La jeune femme ne prit même pas le temps de le regarder. Elle se défit de son emprise et regagna enfin sa chambre. Adhara l'observa, un instant, perplexe.

« D'accord... Si tu as besoin de moi, je suis dans le salon. »

Hedony grommela une réponse dans son coin, ouvrant son armoire pour s'affairer. Il tourna les talons et la brune fut soulagée de le savoir parti. Elle s'affala sur son lit, les larmes lui vinrent aux yeux, trop longtemps contenues. Elle tentait au mieux de cacher la confusion qui l'habitait. Elle n'était pourtant plus sous l'effet de la drogue. Peut-être que certains effets étaient persistants et revenaient par saccade ? Elle avait déjà ouï dire ce genre de commérages. Avec la poisse, c'était bel et bien ce qu'il lui arrivait. Mais ces émotions qui la submergeaient maintenant... Hedony baissa les yeux, ses mains tremblaient. Elle referma les poings sur ses jambes et inspira profondément. Elle devait se calmer, laisser vagabonder ses pensées sur d'autres sujets... Hakim lui revint en mémoire. Le pauvre. Elle venait de vivre ce qu'il avait vécu. Les rôles s'étaient inversés. Le tourment, la trahison. Tout ce qu'il avait pu ressentir, elle avait pu l'expérimenter par le biais de cette hallucination.

Elle s'en voulait. Elle s'en voulait même énormément. Hakim était le seul à ne l'avoir jamais jugée. Il ignorait toutes ces sales paroles qui la définissaient comme une mangeuse d'hommes vorace et insatiable, incapable d'éprouver de sentiments pour eux. Non, il s'en foutait, il passait au-delà de ça. Il avait appris à la connaître, à la comprendre. Leurs caractères étaient compatibles, ils se plaisaient bien et elle adorait passer du temps avec lui. Doux, attentionné, respectueux, il avait toutes les qualités pour lui, mais ce n'était visiblement pas suffisant. Fallait qu'elle le trompe quand même. Et plus d'une fois.

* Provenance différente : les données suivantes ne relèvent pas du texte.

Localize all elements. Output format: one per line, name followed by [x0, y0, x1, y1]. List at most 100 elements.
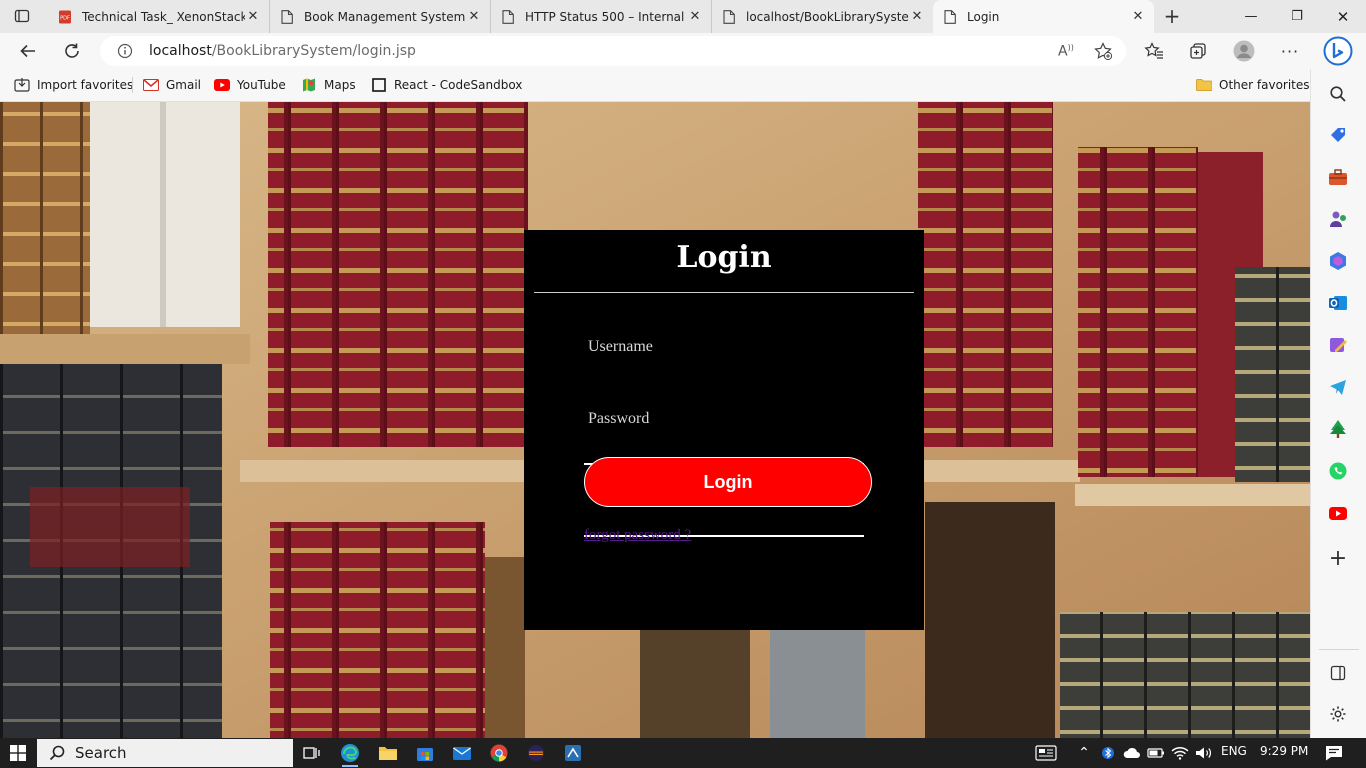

Était-ce donc impossible pour elle de rester fidèle ? Cette envie constante de relations charnelles avec d'autres gens n'était-elle pas maladive ? Ce plaisir de séduire, de charmer et de provoquer... Pourquoi en avait-elle tant besoin ? Cette réputation de nymphomane lui pesait, mais malgré cela, elle était incapable de changer de comportement. Elle s'en était cru capable pour Hakim, lui qui était si confiant. Si seulement il n'était pas parti à l'étranger pendant ces longs mois. Il voulait sûrement lui faire la surprise d'être revenu plus tôt et c'est une autre surprise à laquelle il a eu droit à la place.
Tu n'es qu'une pute, et débile en plus, se dit-elle. Elle essuya les larmes le long de ses joues en reniflant puis se leva. Sa valise n'allait pas se faire toute seule. Cette idée de partir en Angleterre, c'était peut-être une nouvelle vie qui s'offrait à elle. Elle pouvait laisser derrière elle cet appartement douteux et tirer un trait sur ces histoires houleuses et ces relations à couteaux tirés. Rien ne la retenait ici, rien ni personne, pas même une famille. Même plus Hakim.